C’est qu’elle marche comme une navette, cette prose fluide, entremêlant sans jamais les embrouiller, sur la trame solide d’une histoire aux nœuds romanesques solides, où foisonnent des personnages, même secondaires, aussi pittoresques, vivants, aussi inoubliables que Scrooge ou Marley ou le chétif Bob Cratchit dans A Christmas Carol de Dickens (1843), les fils de dialogues à partenaires multiples mais écrits en continuité sur la même ligne, ou parfois détachés, comme au théâtre, avec indication conjointe du nom du locuteur, et ceux, plus fréquemment appelés sur le métier, de sentences généralisantes ou d’opinions qui ne sont attribuables à quelqu’un de présent – discours réel ou intérieur – qu’après coup, voire jamais.
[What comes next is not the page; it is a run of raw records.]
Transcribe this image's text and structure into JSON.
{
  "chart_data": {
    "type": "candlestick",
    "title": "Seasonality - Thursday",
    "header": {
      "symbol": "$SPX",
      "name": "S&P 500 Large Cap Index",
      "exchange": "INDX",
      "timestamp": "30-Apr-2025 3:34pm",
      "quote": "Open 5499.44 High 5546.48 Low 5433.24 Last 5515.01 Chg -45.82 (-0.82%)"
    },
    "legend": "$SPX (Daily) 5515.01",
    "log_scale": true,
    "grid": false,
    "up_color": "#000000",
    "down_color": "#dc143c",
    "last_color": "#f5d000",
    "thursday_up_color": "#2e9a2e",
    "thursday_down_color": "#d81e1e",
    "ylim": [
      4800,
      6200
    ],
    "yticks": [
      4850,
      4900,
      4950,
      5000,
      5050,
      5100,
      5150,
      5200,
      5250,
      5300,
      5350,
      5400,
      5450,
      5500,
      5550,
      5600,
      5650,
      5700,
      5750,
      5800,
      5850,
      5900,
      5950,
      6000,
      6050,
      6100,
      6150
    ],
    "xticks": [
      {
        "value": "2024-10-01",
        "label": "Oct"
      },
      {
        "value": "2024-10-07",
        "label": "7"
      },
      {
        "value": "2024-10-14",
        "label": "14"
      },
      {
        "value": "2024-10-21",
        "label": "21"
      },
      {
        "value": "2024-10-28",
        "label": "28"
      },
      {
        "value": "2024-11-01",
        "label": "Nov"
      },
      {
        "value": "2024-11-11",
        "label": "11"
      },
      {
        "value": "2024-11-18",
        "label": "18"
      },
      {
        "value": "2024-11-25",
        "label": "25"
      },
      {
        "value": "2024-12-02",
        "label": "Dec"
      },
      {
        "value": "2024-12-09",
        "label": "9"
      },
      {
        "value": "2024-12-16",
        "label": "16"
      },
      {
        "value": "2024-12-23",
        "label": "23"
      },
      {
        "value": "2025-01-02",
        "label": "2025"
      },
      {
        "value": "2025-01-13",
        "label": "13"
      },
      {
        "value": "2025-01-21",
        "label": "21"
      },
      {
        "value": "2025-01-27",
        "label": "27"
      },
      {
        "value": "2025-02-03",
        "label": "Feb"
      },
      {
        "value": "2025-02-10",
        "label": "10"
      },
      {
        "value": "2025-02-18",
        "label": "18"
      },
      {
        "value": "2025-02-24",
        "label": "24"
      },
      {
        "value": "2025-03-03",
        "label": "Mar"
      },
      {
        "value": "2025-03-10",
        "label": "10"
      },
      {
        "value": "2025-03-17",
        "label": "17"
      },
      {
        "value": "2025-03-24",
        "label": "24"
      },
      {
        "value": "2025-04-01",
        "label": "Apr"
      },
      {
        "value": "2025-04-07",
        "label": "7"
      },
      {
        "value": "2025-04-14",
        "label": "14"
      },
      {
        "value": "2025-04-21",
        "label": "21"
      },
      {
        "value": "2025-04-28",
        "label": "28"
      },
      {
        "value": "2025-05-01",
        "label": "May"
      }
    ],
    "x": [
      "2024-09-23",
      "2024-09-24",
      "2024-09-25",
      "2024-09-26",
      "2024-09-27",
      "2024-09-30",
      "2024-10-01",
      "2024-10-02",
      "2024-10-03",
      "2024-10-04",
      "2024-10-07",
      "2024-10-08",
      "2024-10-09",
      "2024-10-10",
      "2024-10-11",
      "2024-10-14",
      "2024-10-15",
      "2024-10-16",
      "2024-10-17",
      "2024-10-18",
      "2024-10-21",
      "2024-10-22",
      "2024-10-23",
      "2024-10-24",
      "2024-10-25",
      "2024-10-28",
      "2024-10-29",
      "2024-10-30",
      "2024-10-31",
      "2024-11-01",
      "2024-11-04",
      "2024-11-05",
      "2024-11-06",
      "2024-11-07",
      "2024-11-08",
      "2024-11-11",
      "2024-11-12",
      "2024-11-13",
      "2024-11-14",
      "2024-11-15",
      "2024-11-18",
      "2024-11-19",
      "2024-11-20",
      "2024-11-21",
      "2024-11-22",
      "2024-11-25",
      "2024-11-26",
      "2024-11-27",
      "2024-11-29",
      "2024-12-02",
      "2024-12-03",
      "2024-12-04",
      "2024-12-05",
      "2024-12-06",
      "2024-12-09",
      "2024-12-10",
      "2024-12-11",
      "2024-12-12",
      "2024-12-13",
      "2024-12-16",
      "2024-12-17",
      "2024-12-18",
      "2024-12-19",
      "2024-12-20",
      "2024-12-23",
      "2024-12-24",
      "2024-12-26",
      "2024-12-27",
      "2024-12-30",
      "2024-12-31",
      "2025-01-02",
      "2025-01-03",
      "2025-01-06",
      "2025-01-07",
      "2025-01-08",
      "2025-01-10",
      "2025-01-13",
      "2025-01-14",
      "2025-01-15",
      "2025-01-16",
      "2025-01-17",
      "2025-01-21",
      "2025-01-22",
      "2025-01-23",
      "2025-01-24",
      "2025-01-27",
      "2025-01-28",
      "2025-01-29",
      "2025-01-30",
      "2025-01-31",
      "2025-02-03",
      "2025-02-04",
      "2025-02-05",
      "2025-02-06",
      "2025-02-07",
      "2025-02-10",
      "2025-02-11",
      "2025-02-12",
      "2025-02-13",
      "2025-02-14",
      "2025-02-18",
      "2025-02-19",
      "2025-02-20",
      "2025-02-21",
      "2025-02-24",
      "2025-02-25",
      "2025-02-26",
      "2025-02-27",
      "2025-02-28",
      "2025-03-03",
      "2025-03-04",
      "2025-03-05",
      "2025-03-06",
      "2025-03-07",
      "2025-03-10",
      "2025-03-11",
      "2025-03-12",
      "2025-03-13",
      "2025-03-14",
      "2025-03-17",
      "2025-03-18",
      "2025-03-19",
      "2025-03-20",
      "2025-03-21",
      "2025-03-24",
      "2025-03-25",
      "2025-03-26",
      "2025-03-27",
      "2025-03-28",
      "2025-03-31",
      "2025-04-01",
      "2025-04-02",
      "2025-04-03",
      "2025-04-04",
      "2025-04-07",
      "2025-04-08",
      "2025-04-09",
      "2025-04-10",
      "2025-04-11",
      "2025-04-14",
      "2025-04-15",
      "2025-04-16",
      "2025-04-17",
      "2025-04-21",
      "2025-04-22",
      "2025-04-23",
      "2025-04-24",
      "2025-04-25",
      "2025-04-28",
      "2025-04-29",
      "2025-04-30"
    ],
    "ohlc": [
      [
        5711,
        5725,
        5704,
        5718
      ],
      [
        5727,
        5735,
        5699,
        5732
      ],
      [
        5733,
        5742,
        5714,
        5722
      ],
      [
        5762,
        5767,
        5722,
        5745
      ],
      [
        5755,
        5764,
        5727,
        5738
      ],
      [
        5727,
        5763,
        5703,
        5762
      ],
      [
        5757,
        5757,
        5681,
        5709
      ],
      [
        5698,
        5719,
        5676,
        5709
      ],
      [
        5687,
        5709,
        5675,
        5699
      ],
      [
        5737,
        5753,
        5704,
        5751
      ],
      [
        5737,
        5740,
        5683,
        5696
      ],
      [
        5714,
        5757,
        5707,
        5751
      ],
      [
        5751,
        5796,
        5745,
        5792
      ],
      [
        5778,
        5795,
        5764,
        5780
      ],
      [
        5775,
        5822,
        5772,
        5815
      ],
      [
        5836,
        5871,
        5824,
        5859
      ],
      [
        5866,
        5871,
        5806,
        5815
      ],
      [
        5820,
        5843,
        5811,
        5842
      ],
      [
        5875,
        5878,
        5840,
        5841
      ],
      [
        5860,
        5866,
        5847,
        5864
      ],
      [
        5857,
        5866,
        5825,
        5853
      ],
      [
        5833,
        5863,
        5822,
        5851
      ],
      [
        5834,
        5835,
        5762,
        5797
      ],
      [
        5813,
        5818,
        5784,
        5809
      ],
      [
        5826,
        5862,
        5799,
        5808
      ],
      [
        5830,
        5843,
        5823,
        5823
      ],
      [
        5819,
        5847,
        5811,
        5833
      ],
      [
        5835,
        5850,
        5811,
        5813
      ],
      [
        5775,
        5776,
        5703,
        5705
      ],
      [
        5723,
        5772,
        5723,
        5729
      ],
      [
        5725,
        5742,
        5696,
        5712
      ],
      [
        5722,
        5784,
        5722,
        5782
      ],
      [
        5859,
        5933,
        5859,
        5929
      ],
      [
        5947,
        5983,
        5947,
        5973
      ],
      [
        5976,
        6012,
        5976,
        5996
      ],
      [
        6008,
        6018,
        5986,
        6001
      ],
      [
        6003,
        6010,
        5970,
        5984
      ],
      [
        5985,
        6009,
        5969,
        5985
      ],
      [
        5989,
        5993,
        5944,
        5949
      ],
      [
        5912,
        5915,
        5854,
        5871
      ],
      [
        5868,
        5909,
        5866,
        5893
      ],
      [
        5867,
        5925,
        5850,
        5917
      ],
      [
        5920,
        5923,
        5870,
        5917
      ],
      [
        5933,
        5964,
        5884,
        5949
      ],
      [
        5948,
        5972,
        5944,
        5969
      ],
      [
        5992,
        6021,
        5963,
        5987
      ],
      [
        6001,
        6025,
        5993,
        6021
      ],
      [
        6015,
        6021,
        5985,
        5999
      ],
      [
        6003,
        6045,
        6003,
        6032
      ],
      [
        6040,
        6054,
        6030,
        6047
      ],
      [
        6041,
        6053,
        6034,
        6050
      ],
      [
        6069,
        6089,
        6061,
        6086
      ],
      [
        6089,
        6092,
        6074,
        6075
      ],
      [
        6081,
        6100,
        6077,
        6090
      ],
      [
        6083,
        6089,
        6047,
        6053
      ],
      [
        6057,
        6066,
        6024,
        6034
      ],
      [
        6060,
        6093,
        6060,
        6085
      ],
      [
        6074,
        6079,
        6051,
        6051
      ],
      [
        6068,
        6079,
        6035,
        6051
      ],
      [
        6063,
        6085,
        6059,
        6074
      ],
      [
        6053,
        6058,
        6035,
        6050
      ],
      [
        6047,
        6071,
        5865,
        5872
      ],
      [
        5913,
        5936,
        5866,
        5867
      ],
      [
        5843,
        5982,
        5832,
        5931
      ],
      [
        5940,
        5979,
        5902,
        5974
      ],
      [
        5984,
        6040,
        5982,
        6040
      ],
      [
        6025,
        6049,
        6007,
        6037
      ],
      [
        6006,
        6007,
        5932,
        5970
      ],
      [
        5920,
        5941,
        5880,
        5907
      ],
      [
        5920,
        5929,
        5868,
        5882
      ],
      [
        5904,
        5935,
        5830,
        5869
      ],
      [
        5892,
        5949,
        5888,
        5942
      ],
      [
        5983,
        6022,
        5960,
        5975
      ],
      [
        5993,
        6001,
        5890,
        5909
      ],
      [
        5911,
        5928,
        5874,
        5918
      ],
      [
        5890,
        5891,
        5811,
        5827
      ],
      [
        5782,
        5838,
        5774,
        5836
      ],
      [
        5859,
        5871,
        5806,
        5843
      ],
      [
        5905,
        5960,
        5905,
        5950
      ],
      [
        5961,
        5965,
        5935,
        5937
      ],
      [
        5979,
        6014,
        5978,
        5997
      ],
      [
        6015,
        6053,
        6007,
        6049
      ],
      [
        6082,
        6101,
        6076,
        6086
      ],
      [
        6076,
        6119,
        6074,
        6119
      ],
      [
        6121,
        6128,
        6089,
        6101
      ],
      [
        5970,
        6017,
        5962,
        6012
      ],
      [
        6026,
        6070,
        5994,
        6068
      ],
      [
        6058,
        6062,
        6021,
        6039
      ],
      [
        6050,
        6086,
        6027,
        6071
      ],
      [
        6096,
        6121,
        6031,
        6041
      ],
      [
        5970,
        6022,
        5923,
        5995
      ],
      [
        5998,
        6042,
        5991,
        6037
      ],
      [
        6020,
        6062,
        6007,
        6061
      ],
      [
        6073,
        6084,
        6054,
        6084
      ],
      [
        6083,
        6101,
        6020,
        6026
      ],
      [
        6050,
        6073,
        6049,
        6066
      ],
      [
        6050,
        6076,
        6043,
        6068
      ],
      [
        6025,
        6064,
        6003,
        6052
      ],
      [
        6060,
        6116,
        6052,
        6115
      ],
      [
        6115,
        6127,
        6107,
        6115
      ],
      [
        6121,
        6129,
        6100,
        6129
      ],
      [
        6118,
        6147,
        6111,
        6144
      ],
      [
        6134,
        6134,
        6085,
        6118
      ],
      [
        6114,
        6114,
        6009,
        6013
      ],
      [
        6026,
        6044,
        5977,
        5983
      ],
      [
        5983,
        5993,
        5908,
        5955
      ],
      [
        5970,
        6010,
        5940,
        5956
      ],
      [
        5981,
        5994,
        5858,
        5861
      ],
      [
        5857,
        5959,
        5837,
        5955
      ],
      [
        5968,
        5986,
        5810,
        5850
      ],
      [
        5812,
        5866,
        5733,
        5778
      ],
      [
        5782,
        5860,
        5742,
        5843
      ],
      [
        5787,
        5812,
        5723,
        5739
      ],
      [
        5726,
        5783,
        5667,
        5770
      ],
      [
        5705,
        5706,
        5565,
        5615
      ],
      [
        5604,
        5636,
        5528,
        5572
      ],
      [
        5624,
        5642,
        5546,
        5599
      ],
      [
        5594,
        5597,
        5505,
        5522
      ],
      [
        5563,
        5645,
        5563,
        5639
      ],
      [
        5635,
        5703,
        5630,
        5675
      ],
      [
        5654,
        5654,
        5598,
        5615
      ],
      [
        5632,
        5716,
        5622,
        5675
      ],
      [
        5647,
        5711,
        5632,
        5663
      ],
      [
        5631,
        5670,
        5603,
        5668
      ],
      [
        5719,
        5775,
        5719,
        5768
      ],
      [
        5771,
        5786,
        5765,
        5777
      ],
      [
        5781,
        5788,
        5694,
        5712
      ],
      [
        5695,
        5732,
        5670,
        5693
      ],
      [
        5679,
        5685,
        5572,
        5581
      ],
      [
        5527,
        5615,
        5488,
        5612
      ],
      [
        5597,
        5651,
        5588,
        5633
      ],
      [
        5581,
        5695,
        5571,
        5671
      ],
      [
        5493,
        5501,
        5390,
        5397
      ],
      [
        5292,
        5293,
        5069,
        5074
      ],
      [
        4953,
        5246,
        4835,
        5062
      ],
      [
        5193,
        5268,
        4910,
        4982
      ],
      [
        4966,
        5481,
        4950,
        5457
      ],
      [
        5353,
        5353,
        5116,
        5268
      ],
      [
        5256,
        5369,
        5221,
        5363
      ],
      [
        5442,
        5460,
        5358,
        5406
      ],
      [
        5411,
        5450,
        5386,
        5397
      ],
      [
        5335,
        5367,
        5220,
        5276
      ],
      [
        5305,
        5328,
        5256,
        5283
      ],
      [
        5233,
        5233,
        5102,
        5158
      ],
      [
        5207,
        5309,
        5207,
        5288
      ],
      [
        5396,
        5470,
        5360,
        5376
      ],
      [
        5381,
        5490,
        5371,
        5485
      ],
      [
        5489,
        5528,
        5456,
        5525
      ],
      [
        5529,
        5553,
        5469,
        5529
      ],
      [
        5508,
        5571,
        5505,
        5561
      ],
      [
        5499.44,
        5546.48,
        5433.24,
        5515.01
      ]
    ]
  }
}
Quand on ne sait d’où viennent les séries de fils qui se croisent, par exemple lorsqu’il est question de l’état lamentable des relations sociales à une époque où l’Islande, encore rattachée comme quasi-colonie au royaume de Danemark (depuis 1380), n’était guère qu’un noirâtre comptoir septentrional où les armateurs de Copenhague entretenaient une clientèle de gros commerçants locaux pressurant le bas peuple, on peut se demander si là perce la véritable voix narrative du texte. Mais rien n’est moins sûr. Car il se pourrait aussi bien que les trois femmes à qui ce roman en trois volets, si profondément féministe, est dédié, fassent partie intégrante – au moins les deux premières, dont les dates de mort sont indiquées – de ce tissu de voix disparues, si verlainiennes, qui se frôlent l’une l’autre en une mystérieuse symphonie de douceur et se mêlent à celles, innombrables, montées de l’indistinct passé d’un petit peuple misérable et fier.
Un peuple cultivé en ses provinces les plus reculées, plongé dans les ténèbres une partie de l’année, fou de soleil et de jouissance, que magnifie Stefánsson en un bouquet capiteux de beautés formelles sans aucun équivalent actuel, sous réserve de meilleur inventaire.